I flipped through the stations on my radio tonight on my way home from teaching class. I unfortunately came across some "Intelligence For Your Life" with John Tesh. Is this wack-ass sissy boy ALWAYS on the radio?! Christ.. So he was offering morsels of advice to listeners about how to be responsible about spending. Thanks, John, I'll start from refraining purchasing any of your CD's....EVER. He advised people who tended to spend excessively to hold off on showing off when it comes to paying the bar tab or restaurant bill. He said it was better to spend on donating to a worthy cause. His exact words were, and I quote, "Sorry, guys! I can't pick up the tab tonight because I just gave money to stop genocide in Darfur." At which point his buddies will pummel his nut sack because Philanthropy Phil just drank a bottle of Cristal, 14 shots of Patron tequila, and two double orders of 150 year-old aged Scotch. Nice of you to be so generous BEFORE your Kiefer Sutherland drinking jag at the bar. Asshole lush.

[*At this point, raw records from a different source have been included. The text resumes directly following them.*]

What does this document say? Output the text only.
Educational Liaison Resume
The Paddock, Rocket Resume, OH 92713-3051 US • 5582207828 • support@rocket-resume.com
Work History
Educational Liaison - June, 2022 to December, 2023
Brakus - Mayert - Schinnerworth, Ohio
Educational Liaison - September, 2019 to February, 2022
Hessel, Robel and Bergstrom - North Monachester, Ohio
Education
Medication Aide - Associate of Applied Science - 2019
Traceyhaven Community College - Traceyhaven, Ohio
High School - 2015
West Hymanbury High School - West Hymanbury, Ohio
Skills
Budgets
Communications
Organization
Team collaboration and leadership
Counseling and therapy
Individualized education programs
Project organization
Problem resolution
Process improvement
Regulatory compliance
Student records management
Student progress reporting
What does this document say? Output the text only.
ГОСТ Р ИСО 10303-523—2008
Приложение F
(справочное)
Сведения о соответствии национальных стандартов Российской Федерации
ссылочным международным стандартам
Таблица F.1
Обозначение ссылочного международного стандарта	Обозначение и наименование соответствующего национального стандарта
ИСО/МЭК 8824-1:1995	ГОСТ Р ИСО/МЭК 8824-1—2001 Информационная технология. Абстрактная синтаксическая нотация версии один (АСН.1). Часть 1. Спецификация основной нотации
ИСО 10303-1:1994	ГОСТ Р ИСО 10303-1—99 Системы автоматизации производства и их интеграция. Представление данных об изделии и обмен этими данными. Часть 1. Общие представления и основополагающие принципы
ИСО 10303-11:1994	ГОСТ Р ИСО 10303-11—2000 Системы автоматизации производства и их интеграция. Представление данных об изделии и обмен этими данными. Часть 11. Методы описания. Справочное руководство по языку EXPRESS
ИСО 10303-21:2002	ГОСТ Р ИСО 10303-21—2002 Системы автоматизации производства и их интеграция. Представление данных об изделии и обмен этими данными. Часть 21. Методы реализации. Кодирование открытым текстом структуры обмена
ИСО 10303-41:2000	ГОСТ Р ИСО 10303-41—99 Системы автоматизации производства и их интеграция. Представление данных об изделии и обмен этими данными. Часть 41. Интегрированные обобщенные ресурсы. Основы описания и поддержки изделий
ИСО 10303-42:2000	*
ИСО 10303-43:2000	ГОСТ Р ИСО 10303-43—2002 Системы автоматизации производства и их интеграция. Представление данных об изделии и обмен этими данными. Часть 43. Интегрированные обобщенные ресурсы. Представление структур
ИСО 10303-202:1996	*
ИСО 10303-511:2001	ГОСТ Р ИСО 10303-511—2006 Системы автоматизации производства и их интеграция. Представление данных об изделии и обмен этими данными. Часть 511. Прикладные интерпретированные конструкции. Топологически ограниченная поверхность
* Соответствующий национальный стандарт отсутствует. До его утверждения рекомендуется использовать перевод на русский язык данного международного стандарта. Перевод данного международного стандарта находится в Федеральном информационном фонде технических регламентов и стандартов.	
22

Have you ever been out with someone who NEVER picks up the tab? Call it tyrannosaurus rex arms or being a tightwad fuckface, any way you cut it, you try to avoid having dinner anywhere other than White Castle with this douche wad. This person has to take a 25 minute shit right when the check comes. Or even accept a collect call from their dying third cousin in the Bahamas. It is equally annoying as shit when you are out with someone who is aware they are broke as a joke so they ask if they can split the side salad with you. Shouldn't you have made me aware you would be trying to pay with food stamps BEFORE we hit Charlie Trotter's restaurant, where our meal will conservatively cost $500? Please don't sit next to me, I'll catch up with you at the hostess stand on the way out. I hear you can eat all the mints you want that are in the jar by the toothpicks. Go to town, you broke-ass mother fucker.
I am not saying you can't treat your friends once in awhile. Lord knows there was a time when eating luxuriously (read: something other than an order of Biggie Fries from Wendy's for lunch..) never occurred to me. I enjoy a good meal, maybe not as pretentious as you would think. If the maitre'd looks you up and down and wonders if your Gucci purse is real (it's not), if your shoes are Yves St. Laurent (real but old as hell), your hair is naturally highlighted (get fucking real), and if your boobs are real (fake as my highlights), I have no time for that bullshit. Give me a decent menu, moderately priced wine and drink list, no place settings with more utensils than a surgeon getting ready to give Star Jones a tummy tuck, and a nice person to talk to and I'm a happy bitch. I've had amazing food at hole in the wall quirky places and crap on a plate at some over-priced eateries. Don't judge a book by its cover. Unless the book has John Tesh on the cover and he's there signing copies. Tell him you donated your extra money to support the sweat shops in Bangkok that produce your fake purse addiction. Hey, at least you're not spending it on REAL bags. At least THAT'S financially responsible. And that's MY Intelligence for Your life..
1 comment:
How about how we both picked up the tabs all senior year long at MSU, plunging us in to credit card hell-did Shane ever bother to make an effort????